Le tunnel et l’os journalistique

Les médias s’étaient préparés au pire avec le trafic. Cette semaine, la catastrophe appréhendée ne s’est pas produite avec le début du chantier au pont-tunnel Louis-Hippolyte-La Fontaine à Montréal. « On dirait que les automobilistes se sont volatilisés », soulignait un chef d’antenne en ondes. Les médias ont-ils crié au loup trop fort et fait peur au monde?

La couverture médiatique en début de semaine me rappelait mon travail comme journaliste lorsque je travaillais tôt le matin à Salut Bonjour et à LCN. La veille d’une grosse bordée de neige, les salles de nouvelles de TVA se préparaient en mode « Opération Tempête ». Le matin d’une tempête de neige, vous n’aviez qu’à ouvrir LCN et plus rien d’autre n’existait. Tous les reporters aux quatre coins du Québec affrontaient le vent et la poudrerie, les deux pieds dans la neige, à informer le public sur les impacts ainsi que les entraves de la circulation dans leur région.

Quand la tempête frappait fort, notre couverture était efficace. Quand la tempête déviait ou posait un lapin, nous avions l’air d’avoir exagéré la venue de la neige.

L’hiver, les médias anticipent souvent le pire avec des tempêtes hivernales. Le problème, c’est lorsque que la catastrophe annoncée et répétée ne se produit pas.

C’est exactement ce qui s’est produit en début de semaine avec la fermeture du pont-tunnel Louis-Hippolyte-La Fontaine. Bien sûr, avec un chantier d’une durée de 3 ans, les médias auront d’autres occasions de faire la démonstration du trafic montre, que ce soit en direction de Montréal ou en direction de la rive sud. On a qu’à penser à une panne dans le pont-tunnel, un accident ou même… une tempête de neige.

Ce que la couverture médiatique de la semaine nous apprend, c’est que les médias traitent parfois la nouvelle comme un chien gruge son os. Loin de moi l’idée d’être réducteur en comparant les journalistes à des animaux de compagnie, mais c’est l’image qui vient en tête.

Parce que les journalistes ne lâcheront pas le morceau avec le pont-tunnel. Les élus et le ministère des Transports n’ont qu’à bien se tenir. Les reporters attitrés garderont un œil en temps réel sur le tunnel. Les salles de nouvelles plongeront dans un mode d’extrême vigilance. Pourquoi tant d’attention?

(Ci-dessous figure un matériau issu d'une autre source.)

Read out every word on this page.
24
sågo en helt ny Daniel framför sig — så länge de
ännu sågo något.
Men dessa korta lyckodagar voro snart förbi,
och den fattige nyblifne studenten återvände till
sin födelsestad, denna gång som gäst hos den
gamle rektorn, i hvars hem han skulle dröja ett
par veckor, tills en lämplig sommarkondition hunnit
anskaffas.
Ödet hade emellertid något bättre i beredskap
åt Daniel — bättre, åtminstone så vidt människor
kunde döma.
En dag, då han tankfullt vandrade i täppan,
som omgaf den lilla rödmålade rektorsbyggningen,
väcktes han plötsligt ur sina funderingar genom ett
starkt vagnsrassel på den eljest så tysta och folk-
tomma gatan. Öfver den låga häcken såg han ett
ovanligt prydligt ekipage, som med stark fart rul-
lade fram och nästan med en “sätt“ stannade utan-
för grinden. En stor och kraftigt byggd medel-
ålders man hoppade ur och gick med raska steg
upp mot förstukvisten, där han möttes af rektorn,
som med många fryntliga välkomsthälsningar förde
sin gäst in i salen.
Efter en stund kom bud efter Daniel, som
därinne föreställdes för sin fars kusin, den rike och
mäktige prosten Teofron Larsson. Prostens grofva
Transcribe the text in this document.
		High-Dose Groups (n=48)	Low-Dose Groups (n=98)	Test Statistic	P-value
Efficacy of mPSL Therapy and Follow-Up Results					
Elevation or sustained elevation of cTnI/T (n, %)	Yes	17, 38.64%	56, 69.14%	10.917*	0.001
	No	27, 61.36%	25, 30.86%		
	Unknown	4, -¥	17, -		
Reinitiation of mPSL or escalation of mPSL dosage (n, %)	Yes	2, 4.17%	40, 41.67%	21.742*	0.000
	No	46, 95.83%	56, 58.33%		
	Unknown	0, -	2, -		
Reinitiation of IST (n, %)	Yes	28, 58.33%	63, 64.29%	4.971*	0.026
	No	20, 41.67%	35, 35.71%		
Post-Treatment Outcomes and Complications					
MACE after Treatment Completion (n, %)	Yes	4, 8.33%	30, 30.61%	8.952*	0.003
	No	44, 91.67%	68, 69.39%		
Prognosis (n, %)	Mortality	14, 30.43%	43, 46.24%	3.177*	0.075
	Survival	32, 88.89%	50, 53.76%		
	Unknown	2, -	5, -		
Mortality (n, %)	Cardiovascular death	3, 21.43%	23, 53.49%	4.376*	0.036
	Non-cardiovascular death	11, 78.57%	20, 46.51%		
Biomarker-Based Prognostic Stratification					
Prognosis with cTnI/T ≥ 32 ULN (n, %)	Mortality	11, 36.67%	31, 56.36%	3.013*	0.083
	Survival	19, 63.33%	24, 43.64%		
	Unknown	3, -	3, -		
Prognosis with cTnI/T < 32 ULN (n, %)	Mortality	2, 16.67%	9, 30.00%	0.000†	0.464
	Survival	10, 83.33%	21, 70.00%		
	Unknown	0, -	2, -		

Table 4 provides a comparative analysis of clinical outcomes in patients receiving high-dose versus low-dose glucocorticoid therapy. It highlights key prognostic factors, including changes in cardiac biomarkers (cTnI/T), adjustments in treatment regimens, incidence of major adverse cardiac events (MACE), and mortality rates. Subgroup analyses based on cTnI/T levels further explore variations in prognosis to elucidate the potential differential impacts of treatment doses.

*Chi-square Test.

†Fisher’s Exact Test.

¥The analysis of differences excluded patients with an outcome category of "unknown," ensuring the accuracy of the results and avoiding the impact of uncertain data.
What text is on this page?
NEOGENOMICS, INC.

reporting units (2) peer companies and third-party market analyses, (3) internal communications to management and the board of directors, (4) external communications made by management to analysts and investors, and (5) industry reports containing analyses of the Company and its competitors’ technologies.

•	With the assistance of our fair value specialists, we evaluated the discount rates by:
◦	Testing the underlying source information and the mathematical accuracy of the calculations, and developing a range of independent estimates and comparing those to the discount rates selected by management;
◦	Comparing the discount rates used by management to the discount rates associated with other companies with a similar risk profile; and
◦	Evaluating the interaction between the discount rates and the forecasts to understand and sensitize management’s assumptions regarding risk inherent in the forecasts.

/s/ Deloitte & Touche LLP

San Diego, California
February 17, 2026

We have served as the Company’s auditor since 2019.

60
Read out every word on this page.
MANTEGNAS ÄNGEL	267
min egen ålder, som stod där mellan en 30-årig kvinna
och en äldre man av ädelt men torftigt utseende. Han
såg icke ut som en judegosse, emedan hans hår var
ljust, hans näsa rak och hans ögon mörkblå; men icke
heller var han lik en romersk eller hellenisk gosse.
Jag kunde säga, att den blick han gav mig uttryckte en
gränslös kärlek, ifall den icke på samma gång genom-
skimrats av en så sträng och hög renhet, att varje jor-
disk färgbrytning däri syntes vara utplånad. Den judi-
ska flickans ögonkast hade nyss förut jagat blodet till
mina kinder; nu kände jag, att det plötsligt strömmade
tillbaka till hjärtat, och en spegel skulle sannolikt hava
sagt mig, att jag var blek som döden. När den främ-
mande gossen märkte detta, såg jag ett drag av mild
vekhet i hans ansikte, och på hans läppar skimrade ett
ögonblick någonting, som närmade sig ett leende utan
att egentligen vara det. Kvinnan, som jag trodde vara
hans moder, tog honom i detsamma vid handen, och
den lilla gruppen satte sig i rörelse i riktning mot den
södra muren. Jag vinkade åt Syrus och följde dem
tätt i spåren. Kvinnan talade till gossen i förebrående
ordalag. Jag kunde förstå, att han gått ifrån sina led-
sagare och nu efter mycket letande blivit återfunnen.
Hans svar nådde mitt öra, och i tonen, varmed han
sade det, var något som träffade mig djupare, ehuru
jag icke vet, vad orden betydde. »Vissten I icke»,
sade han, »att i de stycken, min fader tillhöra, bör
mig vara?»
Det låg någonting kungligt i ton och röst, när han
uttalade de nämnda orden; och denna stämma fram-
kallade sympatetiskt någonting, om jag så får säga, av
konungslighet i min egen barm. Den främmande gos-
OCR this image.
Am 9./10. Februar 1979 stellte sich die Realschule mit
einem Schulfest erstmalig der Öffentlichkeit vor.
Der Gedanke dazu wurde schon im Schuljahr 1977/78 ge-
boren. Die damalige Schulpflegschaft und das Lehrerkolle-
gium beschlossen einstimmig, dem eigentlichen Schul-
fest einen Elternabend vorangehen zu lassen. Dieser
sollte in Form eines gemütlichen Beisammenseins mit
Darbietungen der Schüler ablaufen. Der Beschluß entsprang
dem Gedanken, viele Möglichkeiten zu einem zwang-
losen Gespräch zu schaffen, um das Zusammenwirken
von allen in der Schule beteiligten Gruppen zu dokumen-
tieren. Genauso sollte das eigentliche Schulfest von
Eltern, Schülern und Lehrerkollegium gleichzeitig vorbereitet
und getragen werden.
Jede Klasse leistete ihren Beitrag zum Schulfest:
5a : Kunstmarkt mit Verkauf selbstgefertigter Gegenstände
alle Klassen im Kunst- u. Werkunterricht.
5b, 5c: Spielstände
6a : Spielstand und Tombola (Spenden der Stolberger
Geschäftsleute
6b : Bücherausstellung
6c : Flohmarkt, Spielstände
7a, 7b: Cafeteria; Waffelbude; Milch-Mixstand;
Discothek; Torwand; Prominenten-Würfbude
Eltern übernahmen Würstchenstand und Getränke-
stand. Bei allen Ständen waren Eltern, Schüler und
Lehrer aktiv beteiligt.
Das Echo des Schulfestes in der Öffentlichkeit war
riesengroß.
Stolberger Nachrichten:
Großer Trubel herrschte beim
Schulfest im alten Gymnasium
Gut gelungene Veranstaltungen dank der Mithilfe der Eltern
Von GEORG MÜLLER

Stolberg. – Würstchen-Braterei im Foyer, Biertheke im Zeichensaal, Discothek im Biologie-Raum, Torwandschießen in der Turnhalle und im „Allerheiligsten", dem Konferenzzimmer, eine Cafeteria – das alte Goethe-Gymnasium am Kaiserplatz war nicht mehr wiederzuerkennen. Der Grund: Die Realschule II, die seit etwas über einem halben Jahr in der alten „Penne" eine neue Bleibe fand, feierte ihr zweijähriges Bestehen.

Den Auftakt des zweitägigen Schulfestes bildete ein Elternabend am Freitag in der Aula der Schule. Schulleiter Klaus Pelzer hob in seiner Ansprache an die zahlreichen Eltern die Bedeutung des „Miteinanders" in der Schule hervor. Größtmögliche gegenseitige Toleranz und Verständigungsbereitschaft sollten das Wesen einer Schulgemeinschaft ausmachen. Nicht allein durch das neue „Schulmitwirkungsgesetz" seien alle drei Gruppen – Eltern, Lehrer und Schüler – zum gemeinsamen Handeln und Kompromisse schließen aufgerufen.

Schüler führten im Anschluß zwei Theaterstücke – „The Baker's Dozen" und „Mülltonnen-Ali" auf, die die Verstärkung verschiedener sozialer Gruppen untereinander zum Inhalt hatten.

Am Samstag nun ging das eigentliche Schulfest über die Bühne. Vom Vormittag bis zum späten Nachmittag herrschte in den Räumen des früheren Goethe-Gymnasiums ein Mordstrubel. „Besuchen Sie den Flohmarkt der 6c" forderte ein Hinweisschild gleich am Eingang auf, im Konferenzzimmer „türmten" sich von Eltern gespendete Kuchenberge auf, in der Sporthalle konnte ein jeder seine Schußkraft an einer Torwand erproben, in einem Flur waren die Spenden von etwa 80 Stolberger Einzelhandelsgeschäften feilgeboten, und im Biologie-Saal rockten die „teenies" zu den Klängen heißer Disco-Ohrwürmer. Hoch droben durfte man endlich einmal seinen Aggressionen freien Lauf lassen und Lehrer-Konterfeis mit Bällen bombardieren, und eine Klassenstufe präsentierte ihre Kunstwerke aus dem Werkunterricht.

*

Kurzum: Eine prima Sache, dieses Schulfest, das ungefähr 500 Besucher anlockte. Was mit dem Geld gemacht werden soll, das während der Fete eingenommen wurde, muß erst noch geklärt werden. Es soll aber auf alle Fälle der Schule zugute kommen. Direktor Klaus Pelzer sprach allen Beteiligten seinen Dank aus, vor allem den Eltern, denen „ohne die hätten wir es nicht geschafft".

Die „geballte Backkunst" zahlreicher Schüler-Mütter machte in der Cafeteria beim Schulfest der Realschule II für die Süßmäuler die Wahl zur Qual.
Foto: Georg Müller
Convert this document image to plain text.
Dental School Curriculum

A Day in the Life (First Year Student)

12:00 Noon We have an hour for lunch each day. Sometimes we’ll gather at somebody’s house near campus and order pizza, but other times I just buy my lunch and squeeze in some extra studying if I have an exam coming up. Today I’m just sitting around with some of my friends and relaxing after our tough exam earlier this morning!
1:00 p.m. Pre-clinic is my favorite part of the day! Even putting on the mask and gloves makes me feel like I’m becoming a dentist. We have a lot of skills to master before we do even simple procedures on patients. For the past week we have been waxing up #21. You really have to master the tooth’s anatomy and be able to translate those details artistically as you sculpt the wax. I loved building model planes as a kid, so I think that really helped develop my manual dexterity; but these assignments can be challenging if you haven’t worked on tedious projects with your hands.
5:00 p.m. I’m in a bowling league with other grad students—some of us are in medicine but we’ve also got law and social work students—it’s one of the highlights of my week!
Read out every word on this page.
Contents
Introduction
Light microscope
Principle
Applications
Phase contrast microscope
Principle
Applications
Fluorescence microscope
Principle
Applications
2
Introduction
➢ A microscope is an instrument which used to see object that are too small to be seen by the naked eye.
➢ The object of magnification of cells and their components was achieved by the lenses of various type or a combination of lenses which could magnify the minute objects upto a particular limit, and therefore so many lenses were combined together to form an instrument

Parce que le chantier du pont-tunnel touche plusieurs dizaines de milliers de personnes des deux côtés de la rive dans la plus grande ville du Québec. Ce qui touche le monde au quotidien intéresse les médias et garde les journalistes aux aguets. C’est leur job et c’est d’intérêt public. Si j’habitais Boucherville, je voudrais moi-même être informé en temps réel.

En grugeant leur « os journalistique », les médias répéteront leur couverture du trafic comme le jour de la marmotte. Les journalistes chercheront aussi à documenter tous les impacts liés à la fermeture d’une section du tunnel.

Pour ce faire, les questions suivantes se sont déjà posées dans les salles de nouvelles : Quel sera l’impact pour les travailleurs de la santé et des écoles? Est-ce que certains abandonneront leurs emplois pour éviter d’affronter le trafic? Quel sera l’effet domino sur l’industrie du camionnage et la libre circulation des marchandises? Les activités du Port de Montréal seront-elles affectées? Le centre-ville, qui se remet à peine de la pandémie, sera-t-il à nouveau déserté?

Les dirigeants des PME et des organisations devraient prendre des notes du traitement médiatique du pont-tunnel. Un enjeu médiatique majeur peut ne pas vous concerner directement au premier degré, mais ensuite impacter votre organisation et vos parties prenantes. Comme un centre de services scolaires qui perd des enseignants qui refusent de retourner dans le trafic. Comme une PME en expansion ralentie dans sa croissance à cause des délais de transport.

Pourriez-vous être impacté par ce que j’appelle « l’os journalistique? » Avez-vous bien anticipé les écueils et les angles morts? Êtes-vous vraiment prêt à répondre aux appels de journalistes?